Submitted by mbenitz on
Medicom Comments on Draft USCDI v7
The Diagnostic Imaging Reference element is the single most consequential addition in Draft USCDI v7 from the perspective of enterprise imaging interoperability. It is the first USCDI data element to explicitly establish that diagnostic imaging studies must be electronically accessible and referenceable across health IT systems, a foundational step toward eliminating the physical media and proprietary silo dependencies that continue to fragment clinical imaging workflows across the United States.
The current definition "the information that can be used to access a diagnostic imaging study" correctly captures the intent of the element. However, it is insufficiently specific to ensure consistent, interoperable implementation. The accompanying examples ("imaging study endpoint weblink, unique identifiers, and contextual information needed to retrieve a diagnostic imaging study") describe the types of components but do not define the required structure, format, or technical mechanism.

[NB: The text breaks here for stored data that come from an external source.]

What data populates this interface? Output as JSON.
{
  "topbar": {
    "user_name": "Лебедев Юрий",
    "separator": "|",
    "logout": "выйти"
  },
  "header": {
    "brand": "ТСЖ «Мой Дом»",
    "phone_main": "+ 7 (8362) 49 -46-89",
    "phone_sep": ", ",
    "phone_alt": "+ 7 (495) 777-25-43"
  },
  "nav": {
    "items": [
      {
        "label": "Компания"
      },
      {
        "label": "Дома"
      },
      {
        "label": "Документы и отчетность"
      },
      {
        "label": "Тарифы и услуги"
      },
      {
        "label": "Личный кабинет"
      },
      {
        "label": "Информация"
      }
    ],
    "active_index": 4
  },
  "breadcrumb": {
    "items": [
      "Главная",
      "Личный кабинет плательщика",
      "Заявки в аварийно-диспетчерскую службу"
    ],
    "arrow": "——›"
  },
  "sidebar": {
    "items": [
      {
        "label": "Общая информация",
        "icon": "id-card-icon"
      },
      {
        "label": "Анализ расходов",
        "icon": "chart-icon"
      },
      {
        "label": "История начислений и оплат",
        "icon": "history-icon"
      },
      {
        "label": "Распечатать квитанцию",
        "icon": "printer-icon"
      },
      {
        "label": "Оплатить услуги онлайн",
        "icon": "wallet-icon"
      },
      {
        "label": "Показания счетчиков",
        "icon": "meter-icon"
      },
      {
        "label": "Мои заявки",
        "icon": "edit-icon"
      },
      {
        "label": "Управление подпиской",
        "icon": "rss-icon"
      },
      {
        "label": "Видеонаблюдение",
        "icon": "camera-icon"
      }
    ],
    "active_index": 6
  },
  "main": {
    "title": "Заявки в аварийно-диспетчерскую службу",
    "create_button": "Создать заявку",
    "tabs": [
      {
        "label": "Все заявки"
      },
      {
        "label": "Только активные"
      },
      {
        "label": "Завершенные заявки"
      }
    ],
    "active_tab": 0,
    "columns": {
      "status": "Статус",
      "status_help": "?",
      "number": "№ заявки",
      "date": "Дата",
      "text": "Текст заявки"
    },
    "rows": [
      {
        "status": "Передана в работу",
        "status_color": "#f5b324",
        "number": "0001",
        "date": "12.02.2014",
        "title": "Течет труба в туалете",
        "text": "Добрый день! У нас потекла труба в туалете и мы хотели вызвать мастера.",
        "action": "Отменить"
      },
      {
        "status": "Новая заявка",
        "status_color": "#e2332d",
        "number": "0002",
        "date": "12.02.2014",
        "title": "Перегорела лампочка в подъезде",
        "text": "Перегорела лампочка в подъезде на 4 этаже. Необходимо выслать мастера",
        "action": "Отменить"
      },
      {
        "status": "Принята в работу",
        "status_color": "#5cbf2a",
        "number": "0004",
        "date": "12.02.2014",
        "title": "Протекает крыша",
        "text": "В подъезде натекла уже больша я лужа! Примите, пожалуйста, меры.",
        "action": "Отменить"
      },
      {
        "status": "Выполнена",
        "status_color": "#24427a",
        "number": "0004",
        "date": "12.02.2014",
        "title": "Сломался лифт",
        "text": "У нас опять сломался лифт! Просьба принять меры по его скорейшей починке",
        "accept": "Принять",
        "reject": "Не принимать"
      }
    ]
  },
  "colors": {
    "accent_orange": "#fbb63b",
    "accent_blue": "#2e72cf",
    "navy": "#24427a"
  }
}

Without greater specificity, implementation will vary widely across EHR vendors, PACS vendors, and imaging exchange platforms, resulting in a fragmented ecosystem in which a reference generated by one system cannot be reliably consumed by another.
Medicom strongly recommends that ASTP/ONC update the Diagnostic Imaging Reference definition and usage notes to specify the following:
- FHIR ImagingStudy Resource as the Preferred Representation: The HL7 FHIR ImagingStudy resource (R4/R5) is the most complete structured representation of a Diagnostic Imaging Reference. It natively captures the DICOM Study Instance UID, series-level metadata, the DICOMweb WADO-RS endpoint for image retrieval, and contextual links to the ordering provider (ServiceRequest) and the resulting report (DiagnosticReport). ASTP/ONC should specify the FHIR ImagingStudy resource as the required representation for certified health IT systems implementing this element.
- DICOM Study Instance UID as Required Identifier: The DICOM Study Instance UID is the globally unique, persistent identifier for every diagnostic imaging study and is universally captured by all PACS and VNA systems worldwide. Any compliant Diagnostic Imaging Reference must include this identifier. The accession number, while operationally important within a given facility's radiology information system (RIS) and PACS workflow, is facility-specific and not globally unique; it should be characterized as a complementary identifier within the reference.
- DICOMweb WADO-RS Endpoint as the Required Retrieval Mechanism: The Diagnostic Imaging Reference must specify a machine-readable, standards-based retrieval mechanism. Medicom recommends requiring a DICOMweb WADO-RS (Web Access to DICOM Objects by RESTful Services) endpoint as the primary retrieval mechanism. DICOMweb is a DICOM standard (PS3.18) that enables web-based retrieval of imaging studies using standard HTTP APIs, making it compatible with modern EHR and application integration frameworks. It is implemented in production today by leading PACS vendors and imaging platforms and is the cornerstone of SMART Imaging Access and IHE SMART-on-FHIR workflows for imaging.
- Sufficient Patient and Study Context: Beyond the technical identifiers, a compliant Diagnostic Imaging Reference should include sufficient contextual information to enable unambiguous study identification across organizational boundaries, such as patient identifier (MRN or national patient identifier); Study date; Imaging modality; and Imaging body region, where available. This context is critical for patient matching and for clinical disambiguation when multiple studies share similar characteristics.
Another important step is enhancing the FHIR ImagingStudy resource to include the transfer syntax necessary to enable DICOMweb. Together, these open the door for patients to directly access medical images from a preferred application or service while reducing the infrastructure and integration burden. This unlocking of patients’ medical images allows them to market-select any third-party viewing or analysis app.
Addressing the remaining barriers to patient imaging access will require continued progress toward standards-based interoperability between imaging systems, EHRs, and patient-facing applications. Ensuring that diagnostic imaging can be surfaced and exchanged through the same mechanisms used for other clinical data will be necessary for patients to fully access and manage their complete health record.
Medicom's operational experience across more than 2,500 institutions confirms that when these three technical components are present and standardized, seamless cross-institutional imaging retrieval is achievable today. When any one of them is absent or non-standardized, manual processes, proprietary integrations, and physical media reliance persist. The Diagnostic Imaging Reference element has an opportunity to be the regulatory lever that drives consistent adoption, but only if the definition provides the technical specificity needed for interoperable implementation.







Submitted by EmoryHealthcare on
Emory Healthcare Comments on Diagnostic Imaging Reference
EHC strongly supports the inclusion of Diagnostic Imaging Reference and data elements that support the exchange of diagnostic imaging tests and results. Weblinks for images are an important part of efficient patient-facing image sharing which allows patients to access their own radiology images, on-demand.